Pour obtenir cela, le travail avec les acteurs a-t-il été important ?
Il a été important. Pour tous les films que je fais, je travaille beaucoup avec les acteurs avant le début du tournage. Le rôle du criminologue, jouer par Roschdy Zem, est très difficile parce qu’il doit écouter, or pour un acteur, c’est compliqué de transmettre quelque chose juste en écoutant ! Nous avons donc travaillé sur le type d'attitude physique qu’il devait adopter, les interventions qu’il pouvait faire. Parce qu’il ne pouvait être totalement "accueillant". Et d'ailleurs, ponctuellement, il agit : quand elle se cache, cherche des excuses ou blame sa mère, il la remet sur la bonne trajectoire.
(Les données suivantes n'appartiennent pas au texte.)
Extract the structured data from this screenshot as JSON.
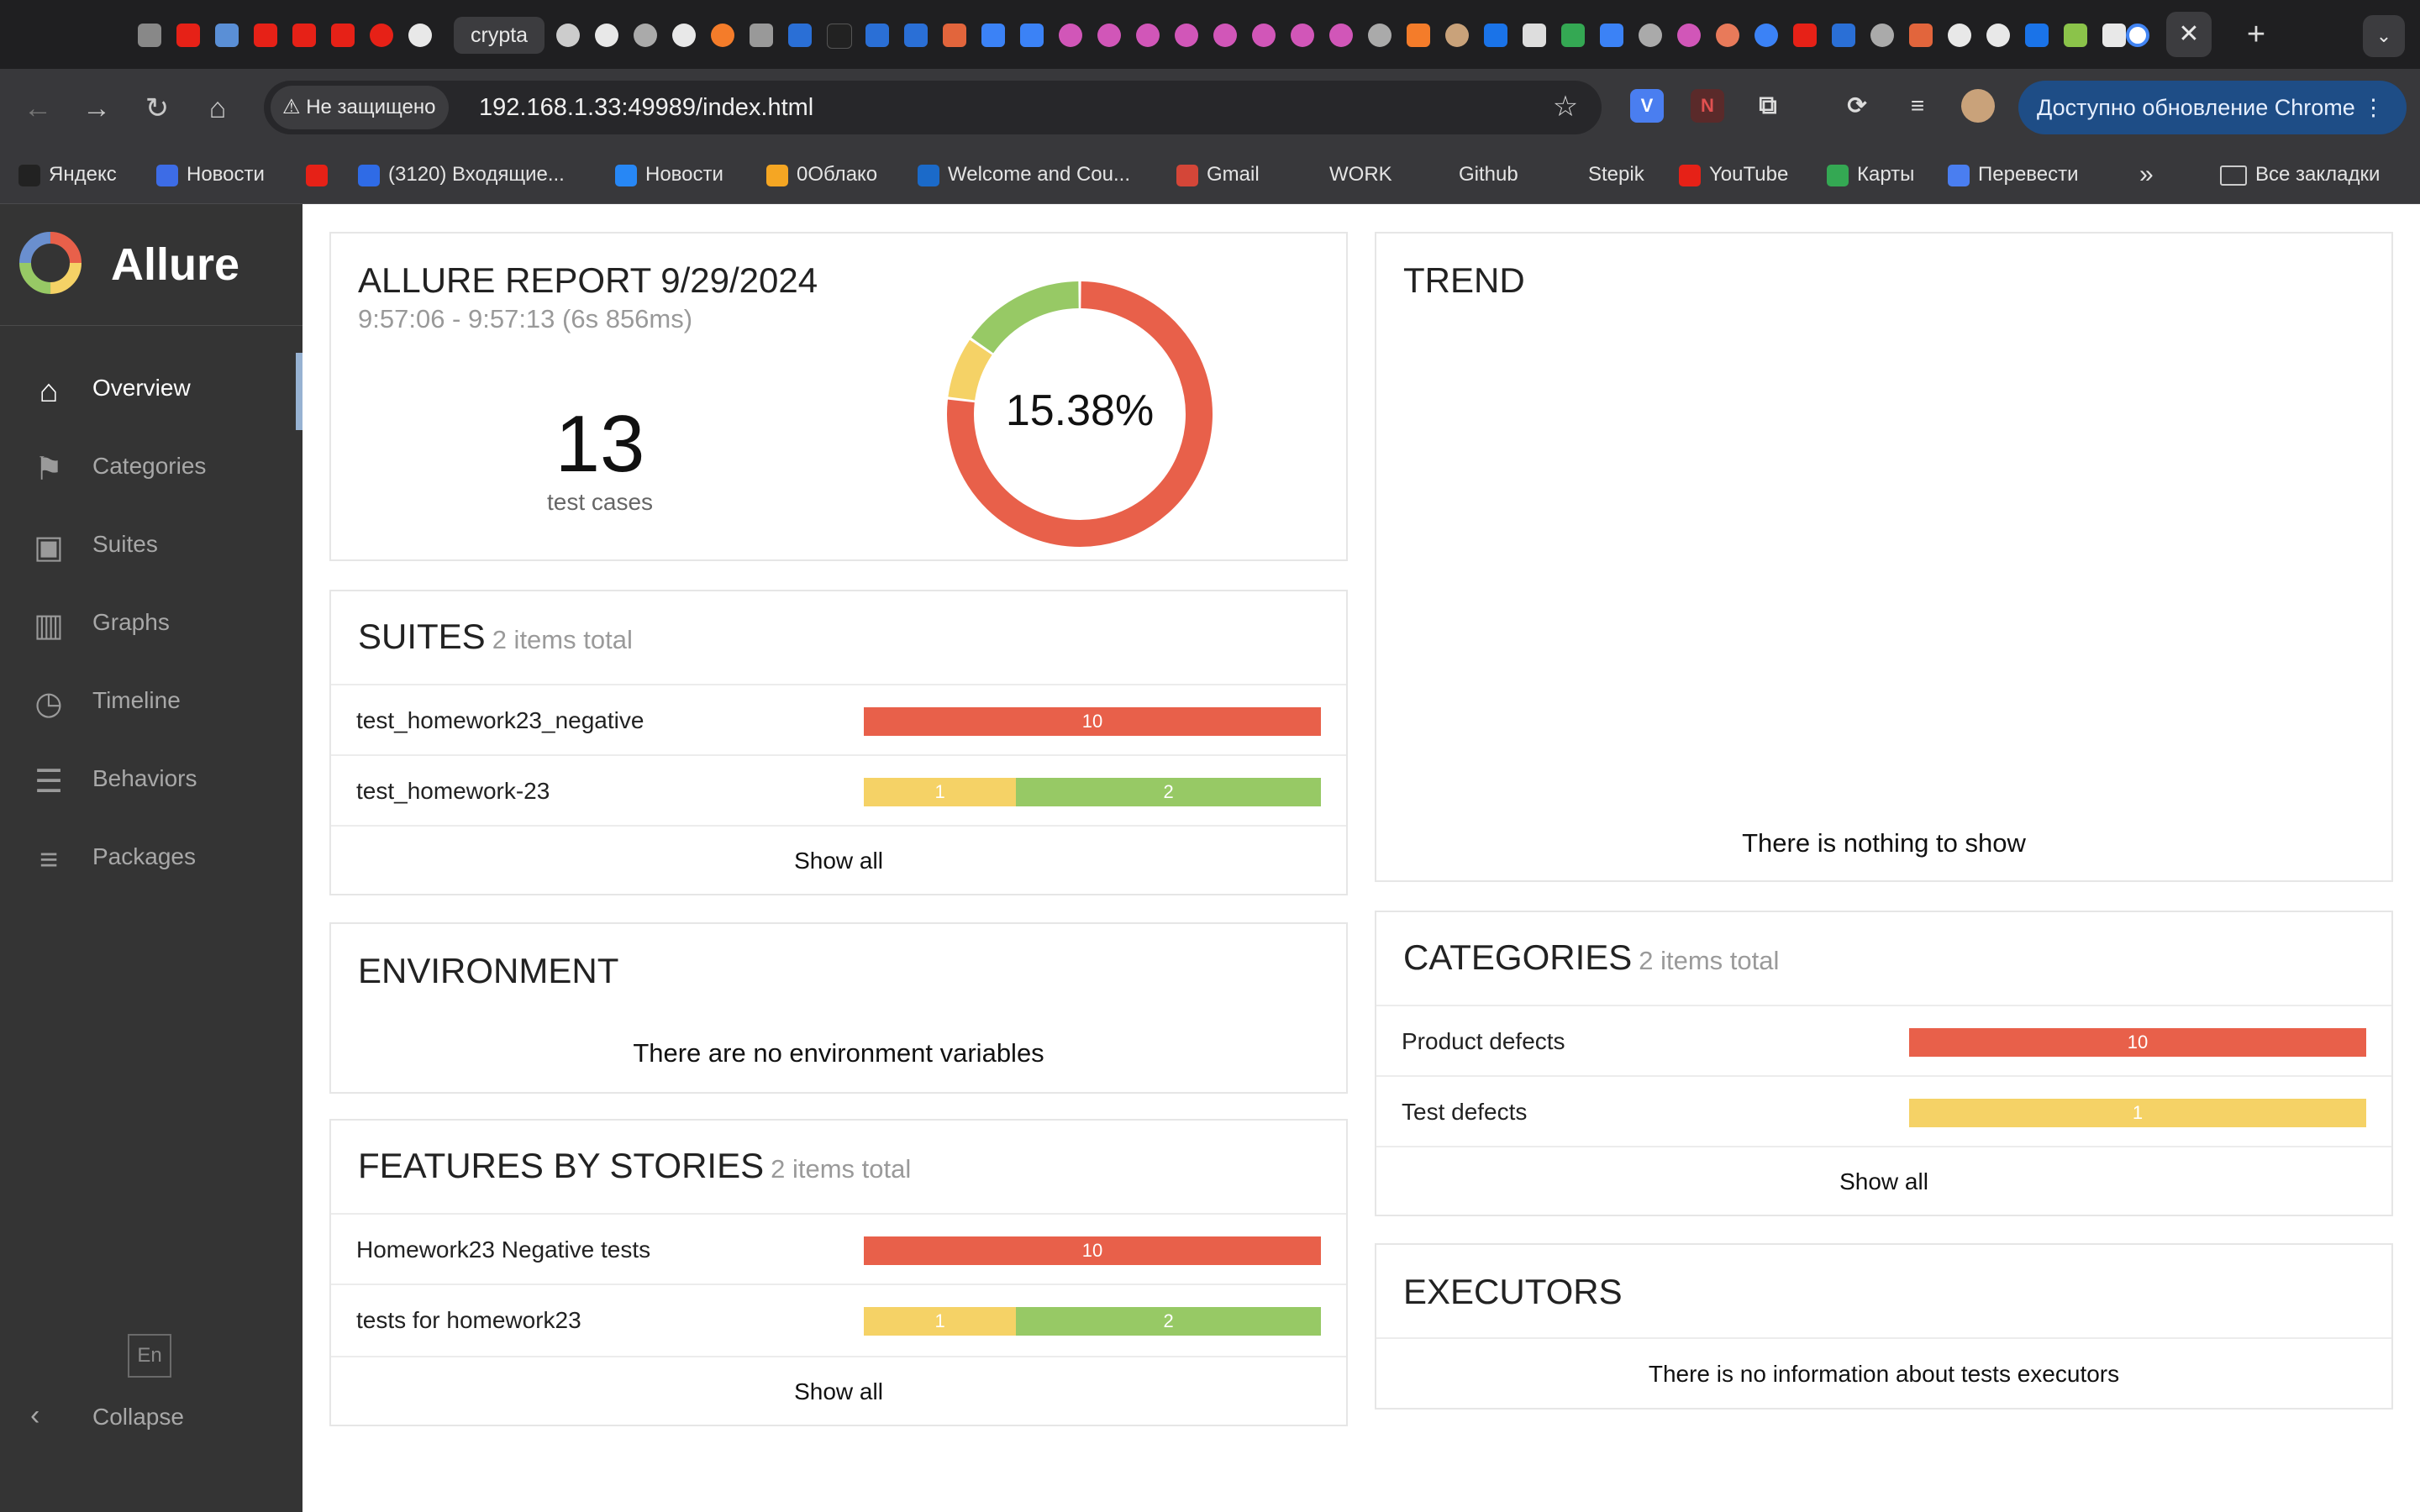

Il lui demande d’appeler homicide ce qu’elle appelle "les faits". Il l’amène à dire qu’il ne s'est pas agi d’un geste de rage, mais qu'elle avait un plan bien précis. Il fallait de la bienveillance, de la confiance, mais en même temps, il ne fallait pas qu'il soit passif dans cette confrontation. Parce qu’à la base, il y a un besoin énorme, chez Elisa, de regarder son passé en face. C’est une femme intelligente et elle connaît très bien le travail de ce criminologue (elle a lu ses livres en prison), de sorte qu'elle est tout à fait consciente que le rencontrer signifie ouvrir les tiroirs de sa mémoire. C'est le mystère du mal qui réside dans l’ordinaire qui m'a le plus frappé, dans cette histoire.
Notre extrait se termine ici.